Teach an Old Faucet New Tricks

Teach an Old Faucet New Tricks

blog-image American Standard’s new faucets with Beale WaterFill technology allow users to set a dial to indicate how much water they need, from one-half cup to five cups, and it automatically measures it out.

Trends don’t just happen in fashion – they pertain to faucets, too. Technological innovations, different types of finishes and styles that define simplicity are some of the trends you’ll encounter if you buy a new kitchen faucet this year.

Trend 1: Innovative and Inspired

Smart technology is integrated into every part of the kitchen, and faucets are no exception. Hands-free and motion-sensor technologies continue to be features that consumers look for when buying a faucet. Think about when you’re making chicken for dinner – you touch the raw meat with your bare hands, then turn on the faucet to wash up. Now the handles are infected with the chicken’s bacteria, which is potentially harmful. If, on the other hand, your faucet has touch technology (as in Delta Faucet’s Touch 20 or Grohe’s Minta Touch), just a light tap of your wrist or elbow will turn the faucet on (and off), keeping the handles free from germs. Same goes for Moen’s Touchless Faucet with Motion Sense – all you need is to wave near the faucet and – presto! – it turns on, and another wave turns it off.

Pull-down faucets are also continuing to be hot. Much loved for their convenience, pull-downs like Pfister’s Ashfield have the capacity to let water either stream or spray when you pull the high-arc, detachable unit off the base.

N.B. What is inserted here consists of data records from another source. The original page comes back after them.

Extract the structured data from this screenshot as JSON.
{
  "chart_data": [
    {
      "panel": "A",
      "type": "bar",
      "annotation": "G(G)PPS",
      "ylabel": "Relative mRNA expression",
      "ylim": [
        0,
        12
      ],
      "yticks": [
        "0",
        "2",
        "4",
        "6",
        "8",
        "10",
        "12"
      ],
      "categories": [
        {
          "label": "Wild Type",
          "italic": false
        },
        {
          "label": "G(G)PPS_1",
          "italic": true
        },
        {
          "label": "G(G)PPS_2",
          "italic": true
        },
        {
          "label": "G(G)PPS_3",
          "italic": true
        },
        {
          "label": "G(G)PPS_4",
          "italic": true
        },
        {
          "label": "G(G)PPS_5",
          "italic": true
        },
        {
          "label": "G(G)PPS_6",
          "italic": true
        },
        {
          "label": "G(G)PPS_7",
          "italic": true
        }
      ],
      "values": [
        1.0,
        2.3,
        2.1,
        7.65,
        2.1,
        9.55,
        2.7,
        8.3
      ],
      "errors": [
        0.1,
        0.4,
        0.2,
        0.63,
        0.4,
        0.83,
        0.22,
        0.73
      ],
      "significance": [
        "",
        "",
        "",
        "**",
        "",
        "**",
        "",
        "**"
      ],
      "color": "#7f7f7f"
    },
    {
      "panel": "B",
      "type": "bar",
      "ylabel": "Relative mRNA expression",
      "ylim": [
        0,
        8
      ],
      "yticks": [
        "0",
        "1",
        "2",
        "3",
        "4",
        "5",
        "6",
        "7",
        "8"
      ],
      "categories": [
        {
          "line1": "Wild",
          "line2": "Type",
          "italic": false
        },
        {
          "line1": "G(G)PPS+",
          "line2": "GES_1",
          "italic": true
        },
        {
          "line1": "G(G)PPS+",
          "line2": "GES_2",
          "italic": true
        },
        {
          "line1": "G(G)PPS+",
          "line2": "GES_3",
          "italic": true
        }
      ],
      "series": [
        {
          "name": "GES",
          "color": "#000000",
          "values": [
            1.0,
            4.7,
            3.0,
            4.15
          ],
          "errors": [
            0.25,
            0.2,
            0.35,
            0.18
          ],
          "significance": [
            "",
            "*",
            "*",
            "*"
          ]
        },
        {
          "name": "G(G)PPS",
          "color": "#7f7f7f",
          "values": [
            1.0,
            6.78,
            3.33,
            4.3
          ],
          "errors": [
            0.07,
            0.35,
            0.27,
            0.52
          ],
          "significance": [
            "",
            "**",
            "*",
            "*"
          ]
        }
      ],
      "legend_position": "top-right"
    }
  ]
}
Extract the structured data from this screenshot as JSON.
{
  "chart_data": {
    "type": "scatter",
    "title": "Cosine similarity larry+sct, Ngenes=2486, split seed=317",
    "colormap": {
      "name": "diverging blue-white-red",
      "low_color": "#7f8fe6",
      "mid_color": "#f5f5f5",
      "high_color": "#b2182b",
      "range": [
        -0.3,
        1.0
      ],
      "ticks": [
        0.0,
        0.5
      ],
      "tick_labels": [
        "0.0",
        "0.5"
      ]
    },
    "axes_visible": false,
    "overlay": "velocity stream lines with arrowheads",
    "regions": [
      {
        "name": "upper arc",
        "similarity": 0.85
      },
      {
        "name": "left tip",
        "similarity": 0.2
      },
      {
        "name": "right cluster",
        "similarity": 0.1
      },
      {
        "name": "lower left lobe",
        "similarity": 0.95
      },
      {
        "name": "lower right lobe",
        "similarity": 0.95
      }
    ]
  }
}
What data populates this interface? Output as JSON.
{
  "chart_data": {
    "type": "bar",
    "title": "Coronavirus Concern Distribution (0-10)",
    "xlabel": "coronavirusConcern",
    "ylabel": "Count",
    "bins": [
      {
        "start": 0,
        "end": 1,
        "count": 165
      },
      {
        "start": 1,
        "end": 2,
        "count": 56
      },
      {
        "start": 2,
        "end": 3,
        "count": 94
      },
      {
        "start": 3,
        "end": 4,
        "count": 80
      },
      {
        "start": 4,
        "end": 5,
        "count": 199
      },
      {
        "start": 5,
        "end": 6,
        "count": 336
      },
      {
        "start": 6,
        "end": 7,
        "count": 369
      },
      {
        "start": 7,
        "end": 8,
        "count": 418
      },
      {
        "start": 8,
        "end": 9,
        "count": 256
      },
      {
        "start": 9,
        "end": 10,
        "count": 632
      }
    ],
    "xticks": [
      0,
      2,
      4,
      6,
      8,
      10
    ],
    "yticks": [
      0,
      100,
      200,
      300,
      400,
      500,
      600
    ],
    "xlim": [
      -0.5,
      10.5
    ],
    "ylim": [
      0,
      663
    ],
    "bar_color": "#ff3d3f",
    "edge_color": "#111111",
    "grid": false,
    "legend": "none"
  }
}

A brand-new entry in the tech category will have you throwing away your measuring cups – you won’t need them if you install an American Standard faucet with Beale WaterFill technology. You set the faucet’s dial to indicate how much water you want, from one-half cup to five cups, and the faucet delivers your water –and not one drop over.

Trend 2: Warming Up

Finishes are less about being sleek and shiny and more about being soft and luxe. “Warm finishes such as brushed golds and bronze tones have become popular,” says Angie Gardeck, of New Perspective Design, in Algonquin, Illinois, along with rose gold and copper. They match cabinet handles and other design elements and complement the popular grays found on kitchen walls and cabinet doors.

Trend 3: Minimal Is the Message

Modern faucets with clean lines are what everyone’s asking for, says Lori Weatherly, an interior designer in New York City. Traditional styles will never go away but homeowners seeking to streamline their lives and surround themselves with simplicity are choosing sleek looks.

Choosing the Right One

Trendy or not, whatever faucet you get should be right for your particular needs, so consider both function and style, Gardeck says. “A single-lever faucet is easy to operate and control the water’s temperature,” she says, “but a widespread two-handled faucet is much prettier aesthetically.” Quality is important, Weatherly says. “What are the materials and are they built to last? What is the warranty? How available are parts?”

A Stress-free Installation Tip

If you’re considering installing a faucet on your own with a YouTube how-to video as your guide, think again. “It’s not an easy thing to install,” Gardeck says. “Better to defer to a licensed plumber.”